Was eine Autokratie ausmacht oder was sie verhindert, ist schwer zu fassen. Studentenproteste wie derzeit in der Türkei werden einen Präsidenten, der seinen Herausforderer hat inhaftieren lassen, kaum beeindrucken. Andererseits aber scheint es in dem Land noch einen Faktor zu geben, auch wenn er vielleicht vage klingen mag: die Macht der öffentlichen Meinung. Außerdem so etwas wie Linien, die auch der Staatschef bisher nicht überschritten hat. Weil er um das Risiko weiß, das er damit einginge.
Der Istanbuler OB Ekrem İmamoğlu wurde in keine Strafkolonie gebracht, wo man seinen Tod fürchten müsste. Er befindet sich in einem Gefängnis, wo er wohl ordentlich behandelt wird und Besuch von seiner Familie, von Anwälten und Parteifreunden bekommt. Bei der Anhörung am Freitag konnte er eine politische Rede halten, die bei den Türkinnen und Türken ankam. Er ist jetzt eine Art Stimme aus dem Off, die Recep Tayyip Erdoğan verfolgt. Der hat İmamoğlu verhaften lassen, stummschalten konnte er ihn nicht.

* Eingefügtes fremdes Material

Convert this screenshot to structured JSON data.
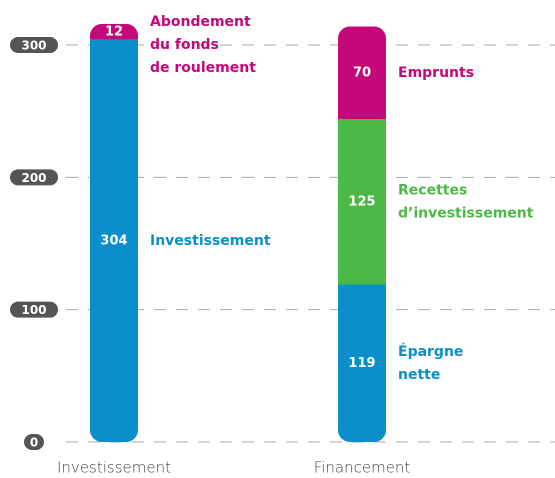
{
  "chart_data": {
    "type": "stacked_bar",
    "categories": [
      "Investissement",
      "Financement"
    ],
    "stacks": [
      {
        "segments": [
          {
            "name": [
              "Investissement"
            ],
            "value": 304,
            "color": "#0a8fca"
          },
          {
            "name": [
              "Abondement",
              "du fonds",
              "de roulement"
            ],
            "value": 12,
            "color": "#c4087a"
          }
        ]
      },
      {
        "segments": [
          {
            "name": [
              "Épargne",
              "nette"
            ],
            "value": 119,
            "color": "#0a8fca"
          },
          {
            "name": [
              "Recettes",
              "d’investissement"
            ],
            "value": 125,
            "color": "#4cb848"
          },
          {
            "name": [
              "Emprunts"
            ],
            "value": 70,
            "color": "#c4087a"
          }
        ]
      }
    ],
    "ylim": [
      0,
      300
    ],
    "yticks": [
      0,
      100,
      200,
      300
    ],
    "grid": true
  }
}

Der Präsident hat sich übernommen
Erdoğan hat sich schon mit İmamoğlus Verhaftung übernommen, er hat die Reaktion unterschätzt. Der Gegendruck der Menschen verhindert, dass er noch weiter geht. In der vollendeten Autokratie könnte er İmamoğlu isolieren lassen, in der Türkei indes hat er die Wahl: Belässt er ihn in Haft, hat er es mit einem Gegner zu tun, dessen Schicksal die Leute zum Widerstand motiviert. Oder er lässt ihn irgendwann frei. Dann hat er einen Nachfolger.